With these, an army blanket thrown over my shoulders
and pinned with a thorn, and my dress kilted up like
a washerwoman’s, I defied alike the liquid streets
and the piercing wind. My “nursery”
was at this time filled to overflowing. My mind’s
eye takes in every nook and corner of that large room.
It is very strange, but true, that I remember the
position of each bed and the faces of those who lay
there at different times. As I said before, they
were principally the youngest patients, or those requiring
constant supervision. I seem to see them now,
lying pale and worn, their hollow eyes looking up
at me as I fed them or following with wistful gaze
my movements about the ward. Some bear ghastly
wounds, others sit upon the side of the bed, trembling
with weakness, yet smiling proudly because they can
do so much, and promising soon to pay me a visit downstairs,
“if I can
make it; but I’m
powerful
weak right
now.” I remember
two brave Texas boys, brothers, both wounded at Murfreesboro’,
who lay side by side in this ward. One of them
was only fifteen years old. When he was brought
in, it was found that a minie-ball had penetrated
near the eye, and remained in the wound, forcing the
eye entirely from the socket, causing the greatest
agony. At first it was found difficult to extract
it, and it proved a most painful operation. I
stood by, and his brother had his cot brought close
so that he could hold his other hand. Not a groan
did the brave boy utter, but when it was over, and
the eye replaced and bandaged, he said, “Doctor,
how soon can I go back to my regiment?”
Poor boy! he
did go back in time to participate
in the battle of Chickamauga, where he met his death.
Twenty years after, I met his brother at a reunion
of Confederate soldiers, in Dallas, Texas, and he could
hardly tell me for weeping that Eddie had been shot
down at his side while gallantly charging with the
—— Texas Cavalry.
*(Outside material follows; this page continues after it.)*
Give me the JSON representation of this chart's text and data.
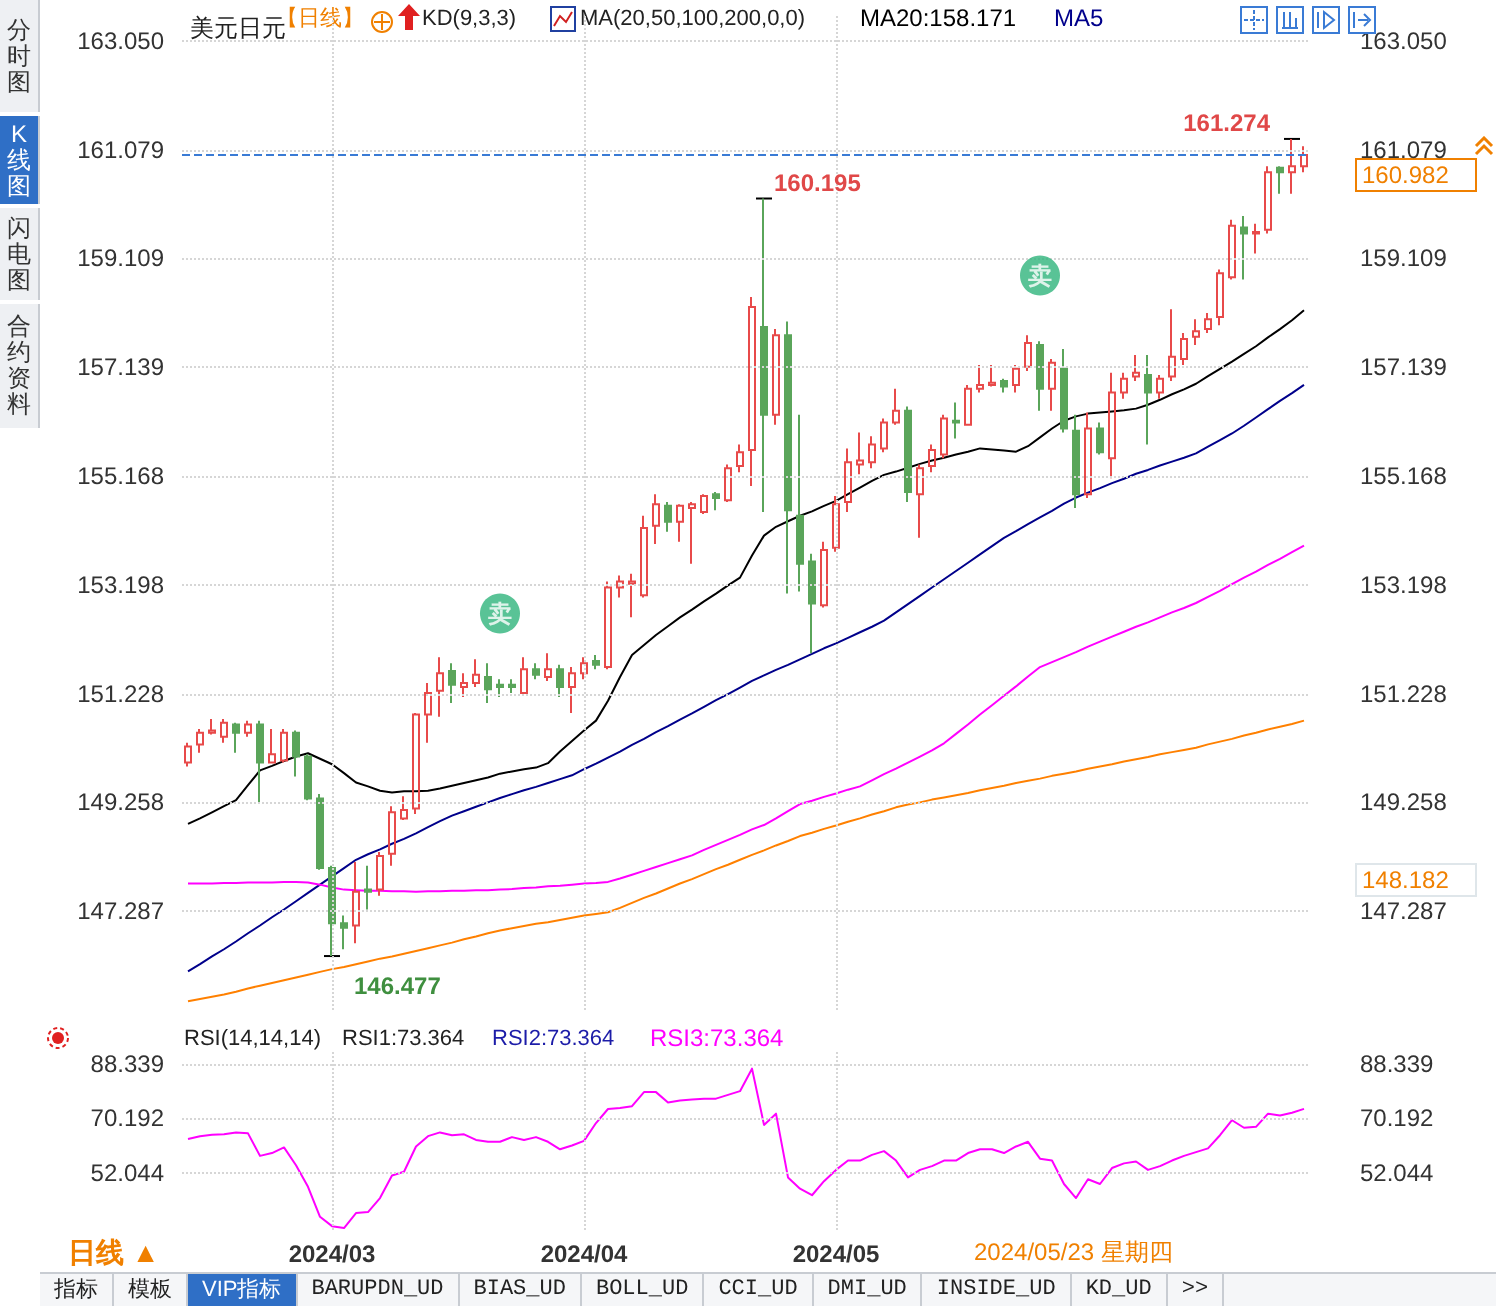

Another youth,
—— Roundtree, of Alabama, lingered
in that ward for many weeks, suffering from dysentery,
and, I believe, was finally discharged.
Dr. Gore, of Kentucky, took the deepest interest in
my nursery, and sometimes asked permission to place
young friends of his own there, a compliment which
I highly appreciated. Dr. Gore was one of Nature’s
noblemen. In his large, warm heart there seemed
to be room for everybody. His interest in his
patients was very keen, and his skill greatly enhanced
by extreme tenderness and unfailing attention.
He was an earnest Christian (a Methodist, I believe),
but upon one occasion I saw him so excited and distressed
that he “fell from grace,” and gave vent
to a fearful imprecation. He had brought to me
a boy of seventeen very ill of dysentery. For
days it seemed that he must die. Dr. Gore and
I watched him and nursed him as if he had been very
near and dear. A slight improvement showed itself
at last, and of course his craving for food was insatiate.